The Samsung foldable phone needs to explain "why" not just "how"
If the rumors and teasing is true, Samsung is about to show us its long-anticipated foldable smartphone. Variously known as the Galaxy X or, more recently, the Galaxy F, the folding phone is expected to make its debut – or at least get a preview – at Samsung's Developer Conference on Wednesday in San Francisco, CA. The question is, has Samsung got more than a hardware showcase for us?
It's no great surprise that Samsung has the technology to make a foldable display. After all, the company has been showing off prototype panels for some years now. Back in May 2016, in fact, Samsung Display had a rollable screen demo that could coil up and unfurl, hypnotically, over and over again.
The big issue was never really whether Samsung could make a rollable or foldable screen. More important was whether it could make it at scale, and with a degree of quality that would allow it to live up to the typical lifespan – and mistreatment – of the average mobile device. A folding phone will soon lose its luster if the screens show a tendency to crease, or worse still crack altogether.
Even then, though, longevity is just a matter of engineering. A not-insignificant problem to overcome, sure. Arguably, though, no less of a challenge than, say, making 7nm SoCs at scale, or squeezing increasing numbers of megapixels into a smartphone-sized camera module.
No, the biggest hurdle the Galaxy F – and indeed any foldable device – faces is broader than that, and less easy to pin down. Samsung needs not only to demonstrate that it can make such a device, but convince us that it should. Because in the end, while sheer technological trickery may sell some units, the market as a whole needs to be persuaded there's a point to it.

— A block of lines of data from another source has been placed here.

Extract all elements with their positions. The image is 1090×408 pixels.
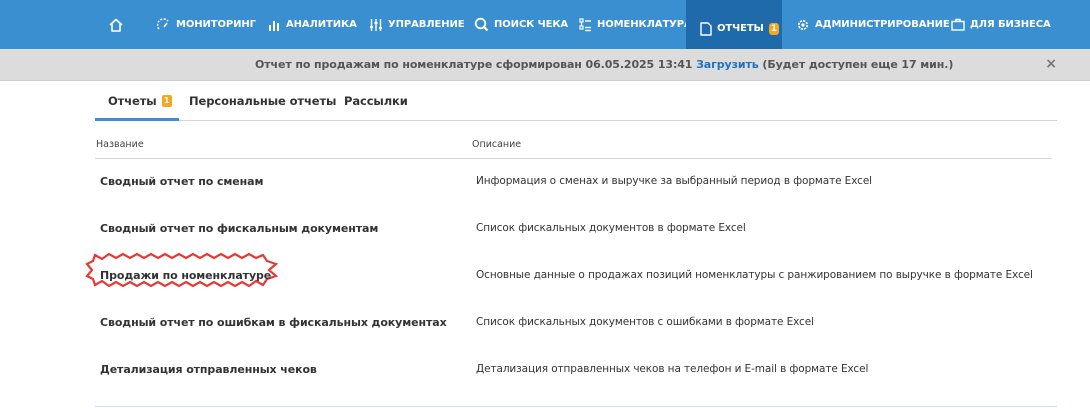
tab-mailings[interactable]: Рассылки: [344, 82, 408, 120]
briefcase-icon: [951, 18, 965, 31]
nav-item-management[interactable]: УПРАВЛЕНИЕ: [369, 0, 465, 49]
notice-text-line: Отчет по продажам по номенклатуре сформи…: [255, 58, 953, 71]
reports-table-header: Название Описание: [95, 128, 1052, 159]
download-link[interactable]: Загрузить: [696, 58, 759, 71]
table-row[interactable]: Сводный отчет по ошибкам в фискальных до…: [95, 301, 1052, 348]
nav-home[interactable]: [108, 0, 128, 49]
search-icon: [474, 17, 489, 32]
report-name[interactable]: Детализация отправленных чеков: [100, 363, 317, 376]
nav-item-analytics[interactable]: АНАЛИТИКА: [268, 0, 357, 49]
nav-label: НОМЕНКЛАТУРА: [597, 19, 692, 30]
monitoring-icon: [157, 17, 169, 29]
nav-label: АНАЛИТИКА: [286, 19, 357, 30]
gear-icon: [798, 19, 808, 30]
tab-label: Персональные отчеты: [189, 94, 337, 108]
close-icon[interactable]: ×: [1045, 56, 1057, 72]
table-bottom-border: [95, 406, 1057, 407]
report-ready-notice: Отчет по продажам по номенклатуре сформи…: [0, 49, 1090, 81]
nav-label: ОТЧЕТЫ: [717, 23, 764, 34]
report-description: Список фискальных документов в формате E…: [476, 222, 746, 234]
tab-personal-reports[interactable]: Персональные отчеты: [189, 82, 336, 120]
report-name[interactable]: Продажи по номенклатуре: [100, 269, 271, 282]
table-row[interactable]: Сводный отчет по фискальным документам С…: [95, 207, 1052, 254]
report-description: Список фискальных документов с ошибками …: [476, 316, 814, 328]
notice-availability: (Будет доступен еще 17 мин.): [762, 58, 954, 71]
report-description: Основные данные о продажах позиций номен…: [476, 269, 1033, 281]
nav-item-monitoring[interactable]: МОНИТОРИНГ: [157, 0, 256, 49]
report-name[interactable]: Сводный отчет по сменам: [100, 175, 263, 188]
report-description: Информация о сменах и выручке за выбранн…: [476, 175, 872, 187]
column-header-name: Название: [96, 139, 144, 150]
table-row[interactable]: Продажи по номенклатуре Основные данные …: [85, 252, 1052, 301]
nav-item-administration[interactable]: АДМИНИСТРИРОВАНИЕ: [796, 0, 950, 49]
notice-message: Отчет по продажам по номенклатуре сформи…: [255, 58, 693, 71]
nav-item-receipt-search[interactable]: ПОИСК ЧЕКА: [474, 0, 568, 49]
nav-label: АДМИНИСТРИРОВАНИЕ: [815, 19, 950, 30]
tab-label: Рассылки: [344, 94, 408, 108]
table-row[interactable]: Детализация отправленных чеков Детализац…: [95, 348, 1052, 395]
reports-tabs: Отчеты 1 Персональные отчеты Рассылки: [95, 82, 1057, 121]
nav-label: ДЛЯ БИЗНЕСА: [970, 19, 1051, 30]
nav-label: ПОИСК ЧЕКА: [494, 19, 569, 30]
bar-chart-icon: [269, 20, 279, 31]
nav-item-nomenclature[interactable]: НОМЕНКЛАТУРА: [579, 0, 692, 49]
table-row[interactable]: Сводный отчет по сменам Информация о сме…: [95, 160, 1052, 207]
tab-reports[interactable]: Отчеты 1: [95, 82, 179, 121]
report-description: Детализация отправленных чеков на телефо…: [476, 363, 869, 375]
nomenclature-icon: [579, 17, 591, 31]
tab-label: Отчеты: [108, 94, 157, 108]
home-icon: [109, 18, 123, 32]
nav-label: УПРАВЛЕНИЕ: [388, 19, 465, 30]
nav-item-business[interactable]: ДЛЯ БИЗНЕСА: [951, 0, 1051, 49]
nav-label: МОНИТОРИНГ: [176, 19, 256, 30]
column-header-description: Описание: [472, 139, 522, 150]
report-name[interactable]: Сводный отчет по ошибкам в фискальных до…: [100, 316, 447, 329]
document-icon: [700, 21, 712, 36]
tab-reports-badge: 1: [161, 95, 172, 107]
reports-count-badge: 1: [768, 22, 779, 35]
report-name[interactable]: Сводный отчет по фискальным документам: [100, 222, 378, 235]
sliders-icon: [370, 18, 382, 31]
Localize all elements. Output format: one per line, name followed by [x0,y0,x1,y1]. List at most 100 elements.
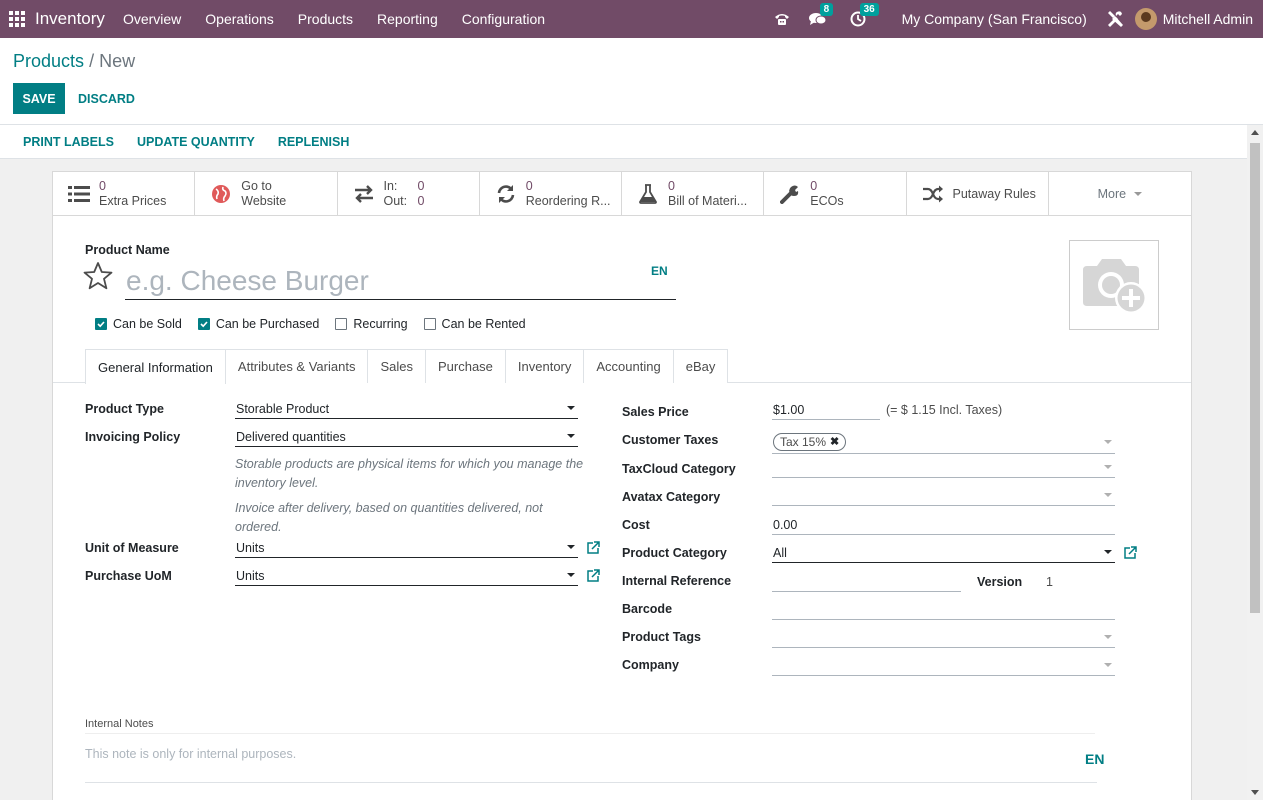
external-link-icon[interactable] [1123,546,1137,560]
discard-button[interactable]: DISCARD [78,83,135,114]
clock-icon[interactable]: 36 [848,3,879,29]
sales-price-label: Sales Price [622,405,689,419]
close-icon[interactable]: ✖ [830,435,839,448]
ecos-count: 0 [810,179,818,193]
menu-reporting[interactable]: Reporting [377,11,438,27]
unit-of-measure-label: Unit of Measure [85,541,179,555]
unit-of-measure-select[interactable]: Units [235,538,578,558]
product-name-input[interactable]: e.g. Cheese Burger [125,262,641,300]
scroll-down-arrow-icon[interactable] [1251,790,1259,795]
shuffle-icon [921,182,945,206]
wrench-icon [778,182,802,206]
messages-badge: 8 [819,3,834,16]
update-quantity-button[interactable]: UPDATE QUANTITY [137,135,255,149]
chat-icon[interactable]: 8 [808,3,834,29]
user-menu[interactable]: Mitchell Admin [1163,11,1253,27]
chevron-down-icon [567,406,575,410]
scroll-up-arrow-icon[interactable] [1251,130,1259,135]
replenish-button[interactable]: REPLENISH [278,135,350,149]
invoicing-policy-select[interactable]: Delivered quantities [235,427,578,447]
recurring-checkbox[interactable]: Recurring [335,317,408,331]
go-to-website-button[interactable]: Go to Website [195,172,338,216]
scroll-thumb[interactable] [1250,143,1260,613]
product-category-select[interactable]: All [772,543,1115,563]
external-link-icon[interactable] [586,569,600,583]
internal-reference-input[interactable] [772,572,961,592]
apps-grid-icon[interactable] [9,11,25,27]
product-name-lang-button[interactable]: EN [651,264,668,278]
product-type-label: Product Type [85,402,164,416]
purchase-uom-select[interactable]: Units [235,566,578,586]
product-type-select[interactable]: Storable Product [235,399,578,419]
tab-purchase[interactable]: Purchase [424,349,506,383]
checkbox-unchecked-icon[interactable] [335,318,348,330]
checkbox-checked-icon[interactable] [95,318,107,330]
internal-notes-lang-button[interactable]: EN [1085,751,1104,767]
extra-prices-count: 0 [99,179,106,193]
user-avatar[interactable] [1134,8,1157,30]
product-image-upload[interactable] [1069,240,1159,330]
out-value: 0 [417,194,425,208]
cost-label: Cost [622,518,650,532]
can-be-sold-checkbox[interactable]: Can be Sold [95,317,182,331]
chevron-down-icon [567,573,575,577]
sales-price-input[interactable]: $1.00 [772,400,880,420]
purchase-uom-label: Purchase UoM [85,569,172,583]
top-navbar: Inventory Overview Operations Products R… [0,0,1263,38]
cost-input[interactable]: 0.00 [772,515,1115,535]
putaway-rules-button[interactable]: Putaway Rules [907,172,1049,216]
external-link-icon[interactable] [586,541,600,555]
customer-taxes-label: Customer Taxes [622,433,719,447]
reordering-count: 0 [525,179,533,193]
tools-icon[interactable] [1105,9,1125,29]
chevron-down-icon [1104,663,1112,667]
tab-attributes-variants[interactable]: Attributes & Variants [224,349,369,383]
taxcloud-category-select[interactable] [772,458,1115,478]
in-label: In: [383,179,398,193]
avatax-category-select[interactable] [772,486,1115,506]
save-button[interactable]: SAVE [13,83,65,114]
tab-accounting[interactable]: Accounting [583,349,674,383]
menu-configuration[interactable]: Configuration [462,11,545,27]
barcode-input[interactable] [772,600,1115,620]
phone-icon[interactable] [772,9,792,29]
star-icon[interactable] [83,261,113,294]
recurring-label: Recurring [353,317,408,331]
checkbox-unchecked-icon[interactable] [423,318,436,330]
tab-ebay[interactable]: eBay [672,349,729,383]
reordering-rules-button[interactable]: 0 Reordering R... [480,172,622,216]
product-category-value: All [773,545,787,560]
menu-overview[interactable]: Overview [123,11,181,27]
help-invoice-policy: Invoice after delivery, based on quantit… [235,501,543,534]
product-tags-input[interactable] [772,628,1115,648]
company-select[interactable] [772,656,1115,676]
checkbox-checked-icon[interactable] [197,318,210,330]
tab-general-information[interactable]: General Information [85,349,226,384]
extra-prices-button[interactable]: 0 Extra Prices [53,172,196,216]
company-switcher[interactable]: My Company (San Francisco) [902,11,1087,27]
menu-operations[interactable]: Operations [205,11,273,27]
can-be-purchased-checkbox[interactable]: Can be Purchased [197,317,319,331]
can-be-rented-checkbox[interactable]: Can be Rented [423,317,526,331]
unit-of-measure-value: Units [236,540,265,555]
menu-products[interactable]: Products [298,11,353,27]
breadcrumb-products[interactable]: Products [13,51,84,71]
form-sheet: 0 Extra Prices Go to Website In: 0 Out: 0 0R… [52,171,1192,800]
chevron-down-icon [1104,635,1112,639]
ecos-button[interactable]: 0 ECOs [764,172,907,216]
barcode-label: Barcode [622,602,673,616]
scrollbar[interactable] [1247,125,1263,800]
extra-prices-label: Extra Prices [99,194,167,208]
print-labels-button[interactable]: PRINT LABELS [23,135,114,149]
avatax-category-label: Avatax Category [622,490,721,504]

Alternative form-factors have long struggled to gain traction in the smartphone space. Sliders, clamshells, handsets that rotate or flip... they've all seen some degree of interest, more or less, but none have made a dent in the regular candybar shape. There's a lot to be said for a relatively nondescript slab, the majority of one side of which is taken up with display. It's what people know, and it's what people trust.
Obviously, a foldable phone has the advantage of more screen to use. One of Samsung's arguments is almost certain to be that the Galaxy F – or whatever the device ends up being called – could potentially replace both your existing phone and your tablet. Closed, it could occupy a similar amount of space in your pocket to a regular smartphone; opened, its bigger screen could supplant your iOS or Android slate.
How convincing that is will depend on how well the hinge mechanism is designed, of course. If the folded Galaxy F is still bulky – think something along the lines of Microsoft's hefty Surface Book hinge, only shrunk down to phone-scale – then it may well be too large for most pockets. It has to be easy and quick to operate, and it can't seem in any way fragile.
Beyond that, though, there's the challenge of proving the software is ready for such a screen. We're expecting the Galaxy F to be Android-based, but it's not like Google's smartphone and tablet platform is really set up to accommodate displays that switch between two sizes and two aspect ratios.
As a result, Samsung is going to have to do some work to create software that makes the most of the foldable screen. Something that's more than just a magnified version of its existing apps, because the appeal of a device like the Galaxy F isn't just that everything gets bigger. It'll need to think about text entry, too: a full-width keyboard on a portrait orientation phone is one thing, but a full-width keyboard on a broader device suddenly starts taking up a whole lot of your display.
I admit, the sheer geek-appeal of a folding smartphone triggers no small amount of interest in me. It's a thoroughly sci-fi affair: a movie prop come to life. I want to believe it'll not only be mesmerizing in its technological prowess, but functional and practical in its use-cases, too.
Then, though, I remember early curved smartphone screens, and how device-makers floundered trying to persuade us they were as useful as they were eye-catching. I remember the dearth of good tablet-specific apps on Android, which has undoubtedly contributed to a waning of high-profile tablets running the OS. And, most pressing of all, I remember that first-generation products, even if they get a decent chunk of their to-do list right, inevitably cost a premium that's too rich for most consumers to stomach.
Samsung can't afford to show us the "how" of the Galaxy F folding phone, but not explain the "why" to us as well. Without convincing use-cases, and the software to back that up, it'll be all too easy to dismiss the device as a gimmick.